MTH 210 Test 2 Review Dr. Anthony Bonato Ryerson University

Notes on Test 2 • Test 2 is in-class on Thursday, March 14 in VIC 205, starting at 10: 30 am • 90 minutes, 5 questions (multiple parts), 25 marks total • Material covers all material on number theory, up to and including material covered in the March 7 lecture. • Need to know: definitions, examples, exercises, assigned problems, quiz material, theorems, key facts • Two questions short answer, one question fill in the blank; two questions long answer • NOTE: scientific calculators are allowed. Phones or other internet connected devices cannot be used. You are responsible for bringing your own calculator.

Key facts •

General congruences • m > 2 an integer • a ≡ b (mod n) if n | (a - b) • congruences behave like = • [m] = {x | x ≡ m (mod n)} – called equivalence classes (mod n) or congruence classes

Greatest Common Divisors • m and n integers > 1 • among all the divisors of both m and n, the largest is called the greatest common divisor • write gcd(m, n)
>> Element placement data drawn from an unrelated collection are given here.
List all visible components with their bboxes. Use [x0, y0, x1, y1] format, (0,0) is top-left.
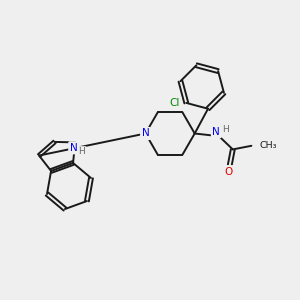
Text: H: H [78, 148, 85, 157]
Text: N: N [212, 127, 220, 137]
Text: Cl: Cl [170, 98, 180, 108]
Text: H: H [222, 125, 229, 134]
Text: N: N [142, 128, 149, 139]
Text: N: N [70, 143, 77, 153]
Text: CH₃: CH₃ [260, 141, 277, 150]
Text: O: O [224, 167, 232, 177]
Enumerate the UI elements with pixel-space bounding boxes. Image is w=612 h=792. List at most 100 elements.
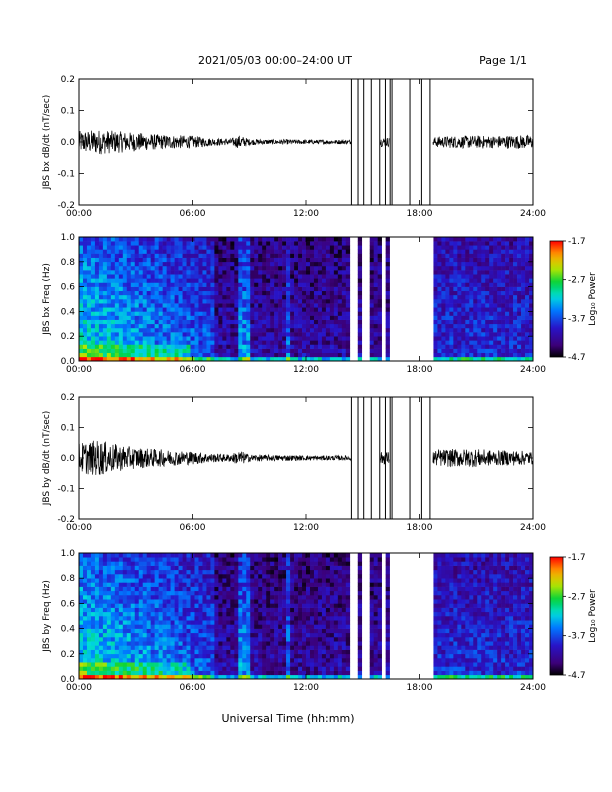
spectrogram-cell	[274, 595, 279, 600]
spectrogram-cell	[218, 348, 223, 354]
spectrogram-cell	[222, 662, 227, 667]
spectrogram-cell	[158, 323, 163, 329]
spectrogram-cell	[481, 294, 486, 300]
spectrogram-cell	[102, 595, 108, 600]
spectrogram-cell	[302, 319, 307, 325]
spectrogram-cell	[357, 257, 363, 263]
spectrogram-cell	[202, 299, 207, 304]
spectrogram-cell	[465, 265, 470, 271]
spectrogram-cell	[345, 311, 351, 316]
spectrogram-cell	[122, 282, 128, 287]
spectrogram-cell	[497, 323, 502, 329]
spectrogram-cell	[110, 348, 116, 354]
spectrogram-cell	[234, 299, 239, 304]
spectrogram-cell	[317, 607, 323, 613]
spectrogram-cell	[98, 303, 104, 308]
spectrogram-cell	[274, 649, 279, 655]
spectrogram-cell	[154, 332, 159, 337]
spectrogram-cell	[198, 595, 203, 600]
spectrogram-cell	[309, 299, 315, 304]
spectrogram-cell	[286, 344, 291, 349]
spectrogram-cell	[162, 303, 167, 308]
spectrogram-cell	[186, 557, 191, 562]
spectrogram-cell	[82, 599, 88, 604]
spectrogram-cell	[329, 620, 335, 625]
spectrogram-cell	[313, 241, 319, 246]
spectrogram-cell	[190, 582, 195, 587]
spectrogram-cell	[118, 553, 124, 558]
spectrogram-cell	[82, 653, 88, 659]
spectrogram-cell	[258, 582, 263, 587]
spectrogram-cell	[146, 299, 151, 304]
spectrogram-cell	[206, 307, 211, 312]
spectrogram-cell	[449, 253, 454, 258]
spectrogram-cell	[134, 265, 140, 271]
spectrogram-cell	[493, 336, 498, 341]
spectrogram-cell	[242, 261, 247, 267]
spectrogram-cell	[170, 582, 175, 587]
spectrogram-cell	[529, 336, 534, 341]
spectrogram-cell	[122, 294, 128, 300]
spectrogram-cell	[86, 299, 92, 304]
spectrogram-cell	[194, 307, 199, 312]
spectrogram-cell	[262, 553, 267, 558]
spectrogram-cell	[521, 241, 526, 246]
spectrogram-cell	[286, 270, 291, 275]
spectrogram-cell	[321, 299, 327, 304]
spectrogram-cell	[158, 270, 163, 275]
spectrogram-cell	[234, 607, 239, 613]
spectrogram-cell	[266, 237, 271, 242]
spectrogram-cell	[194, 352, 199, 358]
spectrogram-cell	[162, 253, 167, 258]
spectrogram-cell	[226, 327, 231, 333]
spectrogram-cell	[142, 620, 147, 625]
spectrogram-cell	[501, 303, 506, 308]
spectrogram-cell	[90, 561, 96, 566]
spectrogram-cell	[154, 356, 159, 362]
spectrogram-cell	[146, 624, 151, 629]
spectrogram-cell	[337, 299, 343, 304]
spectrogram-cell	[134, 257, 140, 263]
spectrogram-cell	[325, 286, 331, 292]
spectrogram-cell	[306, 662, 311, 667]
spectrogram-cell	[170, 620, 175, 625]
spectrogram-cell	[313, 637, 319, 642]
spectrogram-cell	[106, 340, 112, 345]
spectrogram-cell	[449, 303, 454, 308]
spectrogram-cell	[226, 653, 231, 659]
spectrogram-cell	[521, 290, 526, 296]
spectrogram-cell	[158, 595, 163, 600]
spectrogram-cell	[529, 245, 534, 250]
spectrogram-cell	[282, 666, 287, 671]
spectrogram-cell	[469, 265, 474, 271]
spectrogram-cell	[126, 245, 132, 250]
spectrogram-cell	[270, 261, 275, 267]
spectrogram-cell	[79, 599, 84, 604]
spectrogram-cell	[493, 327, 498, 333]
spectrogram-cell	[79, 632, 84, 638]
spectrogram-cell	[226, 356, 231, 362]
spectrogram-cell	[274, 561, 279, 566]
spectrogram-cell	[146, 257, 151, 263]
spectrogram-cell	[142, 253, 147, 258]
spectrogram-cell	[313, 666, 319, 671]
spectrogram-cell	[118, 599, 124, 604]
spectrogram-cell	[182, 611, 187, 617]
spectrogram-cell	[130, 344, 136, 349]
spectrogram-cell	[333, 241, 339, 246]
spectrogram-cell	[333, 323, 339, 329]
spectrogram-cell	[114, 348, 120, 354]
spectrogram-cell	[294, 340, 299, 345]
spectrogram-cell	[206, 336, 211, 341]
spectrogram-cell	[106, 653, 112, 659]
spectrogram-cell	[230, 653, 235, 659]
spectrogram-cell	[369, 336, 374, 341]
spectrogram-cell	[302, 245, 307, 250]
spectrogram-cell	[206, 241, 211, 246]
spectrogram-cell	[134, 286, 140, 292]
spectrogram-cell	[282, 561, 287, 566]
spectrogram-cell	[222, 557, 227, 562]
spectrogram-cell	[174, 327, 179, 333]
spectrogram-cell	[290, 315, 295, 320]
spectrogram-cell	[445, 336, 450, 341]
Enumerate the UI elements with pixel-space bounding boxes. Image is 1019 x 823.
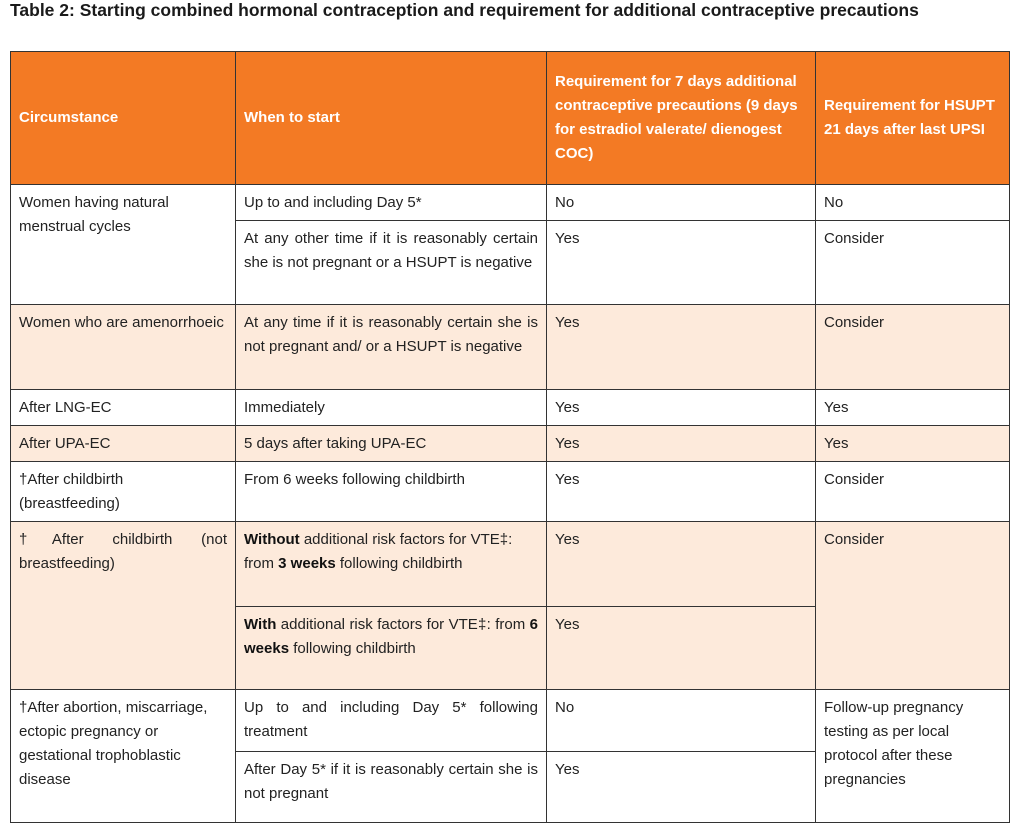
when-text: following childbirth bbox=[336, 555, 463, 572]
header-when-to-start: When to start bbox=[236, 52, 547, 185]
when-cell: 5 days after taking UPA-EC bbox=[236, 426, 547, 462]
circumstance-cell: After UPA-EC bbox=[11, 426, 236, 462]
when-text: additional risk factors for VTE‡: from bbox=[276, 616, 529, 633]
when-cell: From 6 weeks following childbirth bbox=[236, 462, 547, 522]
when-cell: Up to and including Day 5* bbox=[236, 185, 547, 221]
header-precautions: Requirement for 7 days additional contra… bbox=[547, 52, 816, 185]
table-row: After UPA-EC 5 days after taking UPA-EC … bbox=[11, 426, 1010, 462]
precautions-cell: Yes bbox=[547, 221, 816, 305]
when-cell: Immediately bbox=[236, 390, 547, 426]
precautions-cell: Yes bbox=[547, 390, 816, 426]
precautions-cell: Yes bbox=[547, 522, 816, 607]
header-circumstance: Circumstance bbox=[11, 52, 236, 185]
hsupt-cell: Consider bbox=[816, 305, 1010, 390]
hsupt-cell: Consider bbox=[816, 522, 1010, 690]
circumstance-cell: †After childbirth (breastfeeding) bbox=[11, 462, 236, 522]
precautions-cell: Yes bbox=[547, 305, 816, 390]
hsupt-cell: Consider bbox=[816, 462, 1010, 522]
hsupt-cell: Follow-up pregnancy testing as per local… bbox=[816, 690, 1010, 823]
precautions-cell: No bbox=[547, 185, 816, 221]
when-text: following childbirth bbox=[289, 640, 416, 657]
circumstance-cell: †After abortion, miscarriage, ectopic pr… bbox=[11, 690, 236, 823]
when-cell: Without additional risk factors for VTE‡… bbox=[236, 522, 547, 607]
hsupt-cell: Consider bbox=[816, 221, 1010, 305]
circumstance-cell: Women having natural menstrual cycles bbox=[11, 185, 236, 305]
precautions-cell: Yes bbox=[547, 462, 816, 522]
circumstance-cell: †After childbirth (not breastfeeding) bbox=[11, 522, 236, 690]
table-row: After LNG-EC Immediately Yes Yes bbox=[11, 390, 1010, 426]
precautions-cell: No bbox=[547, 690, 816, 752]
header-hsupt: Requirement for HSUPT 21 days after last… bbox=[816, 52, 1010, 185]
table-row: Women having natural menstrual cycles Up… bbox=[11, 185, 1010, 221]
table-row: †After childbirth (breastfeeding) From 6… bbox=[11, 462, 1010, 522]
hsupt-cell: Yes bbox=[816, 426, 1010, 462]
when-cell: After Day 5* if it is reasonably certain… bbox=[236, 752, 547, 823]
when-cell: Up to and including Day 5* following tre… bbox=[236, 690, 547, 752]
contraception-table: Circumstance When to start Requirement f… bbox=[10, 51, 1010, 823]
when-cell: With additional risk factors for VTE‡: f… bbox=[236, 607, 547, 690]
table-title: Table 2: Starting combined hormonal cont… bbox=[10, 0, 1010, 21]
when-cell: At any other time if it is reasonably ce… bbox=[236, 221, 547, 305]
precautions-cell: Yes bbox=[547, 752, 816, 823]
when-bold: Without bbox=[244, 531, 300, 548]
circumstance-cell: After LNG-EC bbox=[11, 390, 236, 426]
circumstance-cell: Women who are amenorrhoeic bbox=[11, 305, 236, 390]
when-cell: At any time if it is reasonably certain … bbox=[236, 305, 547, 390]
precautions-cell: Yes bbox=[547, 607, 816, 690]
table-row: †After abortion, miscarriage, ectopic pr… bbox=[11, 690, 1010, 752]
table-row: †After childbirth (not breastfeeding) Wi… bbox=[11, 522, 1010, 607]
hsupt-cell: Yes bbox=[816, 390, 1010, 426]
header-row: Circumstance When to start Requirement f… bbox=[11, 52, 1010, 185]
hsupt-cell: No bbox=[816, 185, 1010, 221]
table-row: Women who are amenorrhoeic At any time i… bbox=[11, 305, 1010, 390]
when-bold: 3 weeks bbox=[278, 555, 336, 572]
when-bold: With bbox=[244, 616, 276, 633]
precautions-cell: Yes bbox=[547, 426, 816, 462]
Key Facts 1. gcd(n, 0) = n 2. If a = bq + r, then gcd(a, b) = (b, r) 3. gcd(n, n+1) = 1

Euclidean Algorithm • • • Goal: find gcd(a, b) Step 1: Express a = bq + r Step 2: Find gcd(b, r). Step 3: Express b = sr + t. Step 4: Find gcd(r, t). … Keep going until remainder is zero.

How to solve ax + by = c? 1. Calculate gcd(a, b) by using the Euclidean Algorithm. 2. Does gcd(a, b) divide c? a) If NO, then there is no solution to the linear Diophantine equation. b) If YES then a) Solve ax + by = gcd(a, b) = d by working backwards through your steps in the Euclidean Algorithm. This gives a particular solution (x 1, y 1) b) The general solution is: x = x 1 + tb/d, y = y 1 – ta/d, where t is an integer.